The guy who wrote that article has very little clue about what he is talking about. Here's why. The synth is playing EXACTLY in the key of C#.
In that article, Peter Kirn contends that the keyboard intro was recorded in the key of C at a sample rate of 44.1KHz and the recording was accidentally played back at the wrong sample of 48Khz, placing the keyboard in the key of C#.
It looks good on paper, but in reality, that makes no sense. If you take and record a middle C(261.63 Hz) at 44.100Khz and play it back at 48Khz, the resulting note is about 285 Hz where C# is 277.18Hz. And because tonal intervals to our ears are logarithmic and not linear, 285Hz sounds much closer to D and it sounds NOTHING like C#.
What you have is a keyboard playing exactly in the key of C#. If you listen, Wolfie is also playing in C#. If the drums could play in key, they too would be playing in C#.
A sample rate error could have NEVER placed the keyboards in exactly C#. But that is where the keys are. And the keys are right on with the bass guitar.
Van Halen ALWAYS plays "Jump" live, in the key of C#. In the studio, it was recorded in C and Eddie tuned 1/2 step down in the studio.
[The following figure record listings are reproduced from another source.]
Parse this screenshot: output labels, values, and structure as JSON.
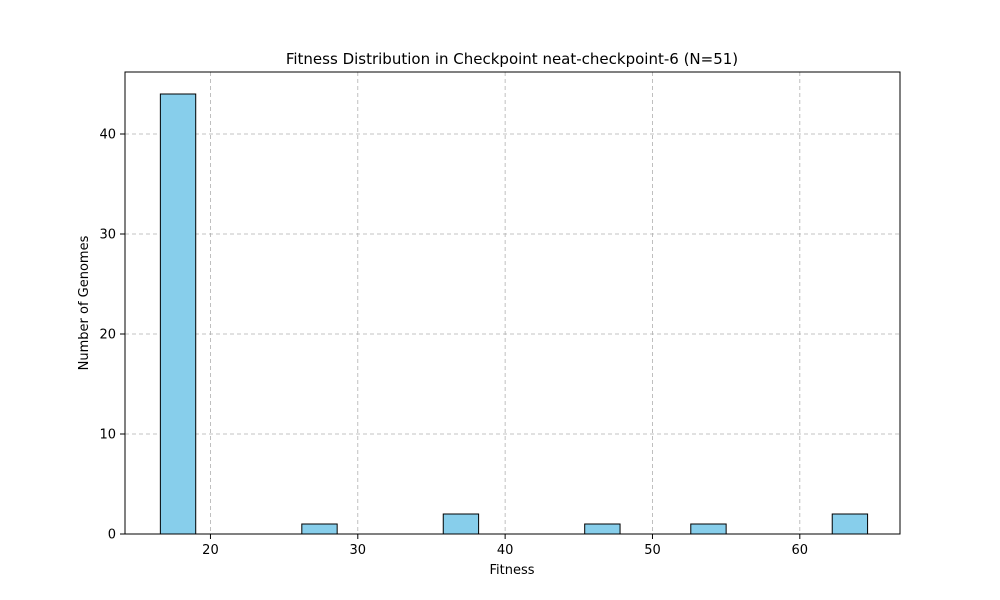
{
  "chart_data": {
    "type": "bar",
    "title": "Fitness Distribution in Checkpoint neat-checkpoint-6 (N=51)",
    "xlabel": "Fitness",
    "ylabel": "Number of Genomes",
    "xlim": [
      14.2,
      66.8
    ],
    "ylim": [
      0,
      46.2
    ],
    "xticks": [
      20,
      30,
      40,
      50,
      60
    ],
    "yticks": [
      0,
      10,
      20,
      30,
      40
    ],
    "grid": true,
    "bar_color": "#87CEEB",
    "edge_color": "#000000",
    "bins": [
      {
        "start": 16.6,
        "end": 19.0,
        "count": 44
      },
      {
        "start": 19.0,
        "end": 21.4,
        "count": 0
      },
      {
        "start": 21.4,
        "end": 23.8,
        "count": 0
      },
      {
        "start": 23.8,
        "end": 26.2,
        "count": 0
      },
      {
        "start": 26.2,
        "end": 28.6,
        "count": 1
      },
      {
        "start": 28.6,
        "end": 31.0,
        "count": 0
      },
      {
        "start": 31.0,
        "end": 33.4,
        "count": 0
      },
      {
        "start": 33.4,
        "end": 35.8,
        "count": 0
      },
      {
        "start": 35.8,
        "end": 38.2,
        "count": 2
      },
      {
        "start": 38.2,
        "end": 40.6,
        "count": 0
      },
      {
        "start": 40.6,
        "end": 43.0,
        "count": 0
      },
      {
        "start": 43.0,
        "end": 45.4,
        "count": 0
      },
      {
        "start": 45.4,
        "end": 47.8,
        "count": 1
      },
      {
        "start": 47.8,
        "end": 50.2,
        "count": 0
      },
      {
        "start": 50.2,
        "end": 52.6,
        "count": 0
      },
      {
        "start": 52.6,
        "end": 55.0,
        "count": 1
      },
      {
        "start": 55.0,
        "end": 57.4,
        "count": 0
      },
      {
        "start": 57.4,
        "end": 59.8,
        "count": 0
      },
      {
        "start": 59.8,
        "end": 62.2,
        "count": 0
      },
      {
        "start": 62.2,
        "end": 64.6,
        "count": 2
      }
    ]
  }
}
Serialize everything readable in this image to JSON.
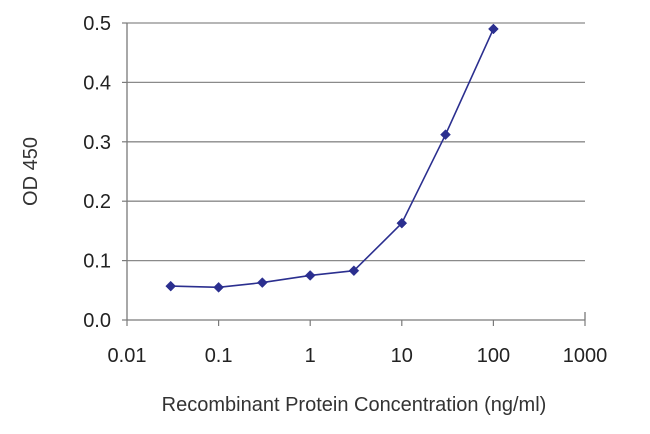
{
  "colors": {
    "series": "#2b2f8f",
    "grid": "#8a8a8a",
    "axis": "#7a7a7a"
  },
  "chart_data": {
    "type": "line",
    "xlabel": "Recombinant Protein Concentration (ng/ml)",
    "ylabel": "OD 450",
    "xscale": "log",
    "xlim": [
      0.01,
      1000
    ],
    "ylim": [
      0,
      0.5
    ],
    "xticks": [
      "0.01",
      "0.1",
      "1",
      "10",
      "100",
      "1000"
    ],
    "yticks": [
      "0.0",
      "0.1",
      "0.2",
      "0.3",
      "0.4",
      "0.5"
    ],
    "grid": "horizontal",
    "legend": "none",
    "series": [
      {
        "x": [
          0.03,
          0.1,
          0.3,
          1,
          3,
          10,
          30,
          100
        ],
        "y": [
          0.057,
          0.055,
          0.063,
          0.075,
          0.083,
          0.163,
          0.312,
          0.49
        ]
      }
    ]
  }
}
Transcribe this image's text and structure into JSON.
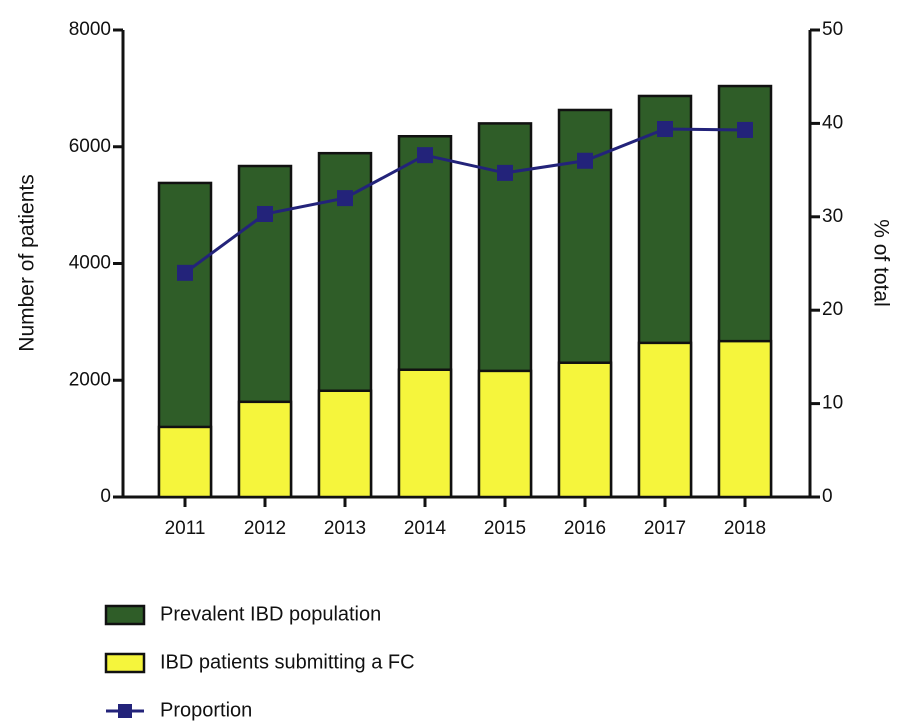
{
  "chart_data": {
    "type": "bar",
    "categories": [
      "2011",
      "2012",
      "2013",
      "2014",
      "2015",
      "2016",
      "2017",
      "2018"
    ],
    "series": [
      {
        "name": "Prevalent IBD population",
        "color": "#2f5d28",
        "type": "bar",
        "values": [
          5380,
          5670,
          5890,
          6180,
          6400,
          6630,
          6870,
          7040
        ]
      },
      {
        "name": "IBD patients submitting a FC",
        "color": "#f5f53c",
        "type": "bar",
        "values": [
          1200,
          1630,
          1820,
          2180,
          2160,
          2300,
          2640,
          2670
        ]
      },
      {
        "name": "Proportion",
        "color": "#23237a",
        "type": "line",
        "axis": "y2",
        "values": [
          24.0,
          30.3,
          32.0,
          36.6,
          34.7,
          36.0,
          39.4,
          39.3
        ]
      }
    ],
    "ylabel": "Number of patients",
    "y2label": "% of total",
    "ylim": [
      0,
      8000
    ],
    "yticks": [
      0,
      2000,
      4000,
      6000,
      8000
    ],
    "y2lim": [
      0,
      50
    ],
    "y2ticks": [
      0,
      10,
      20,
      30,
      40,
      50
    ],
    "legend": "bottom"
  }
}
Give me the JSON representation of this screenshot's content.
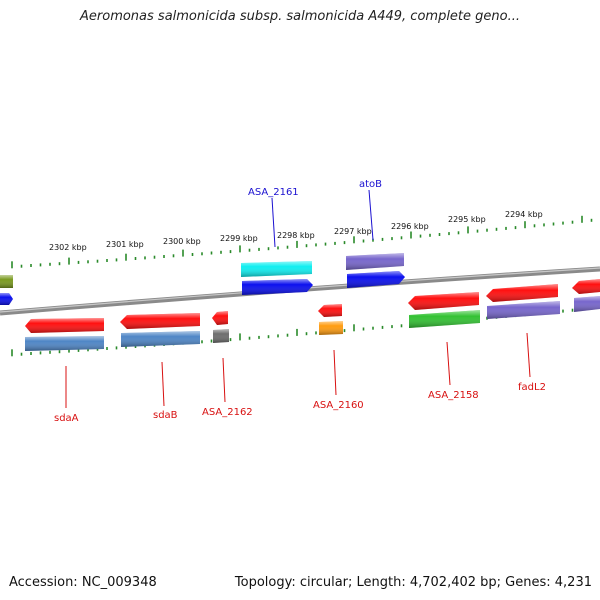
{
  "title": "Aeromonas salmonicida subsp. salmonicida A449, complete geno...",
  "footer": {
    "accession": "Accession: NC_009348",
    "summary": "Topology: circular; Length: 4,702,402 bp; Genes: 4,231"
  },
  "ticks": [
    "2302 kbp",
    "2301 kbp",
    "2300 kbp",
    "2299 kbp",
    "2298 kbp",
    "2297 kbp",
    "2296 kbp",
    "2295 kbp",
    "2294 kbp"
  ],
  "gene_labels": {
    "sdaA": "sdaA",
    "sdaB": "sdaB",
    "asa2162": "ASA_2162",
    "asa2160": "ASA_2160",
    "asa2158": "ASA_2158",
    "fadL2": "fadL2",
    "asa2161": "ASA_2161",
    "atoB": "atoB"
  },
  "colors": {
    "red": "#ff1010",
    "steelblue": "#4f86c6",
    "gray": "#6e6e6e",
    "orange": "#ff9c10",
    "green": "#33c233",
    "purple": "#7766cc",
    "blue": "#0b10ee",
    "cyan": "#10eef0",
    "olive": "#7a9a20",
    "backbone": "#888888",
    "tick": "#2a8a2a",
    "red_label": "#d81010",
    "blue_label": "#1a10d0"
  }
}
What happened? Eddie has a specific guitar that he uses for Jump. A guitar which is tuned to 440. Eddie either forgot to grab that guitar, or grabbed the wrong guitar.
Oops!
And another thing.... If you record in a digital format @ 44.1Khz, you cant accidentally play back the tape at 48Khz, because its the tape that contains the information that tells the playback deck where the sample rate is to be set at.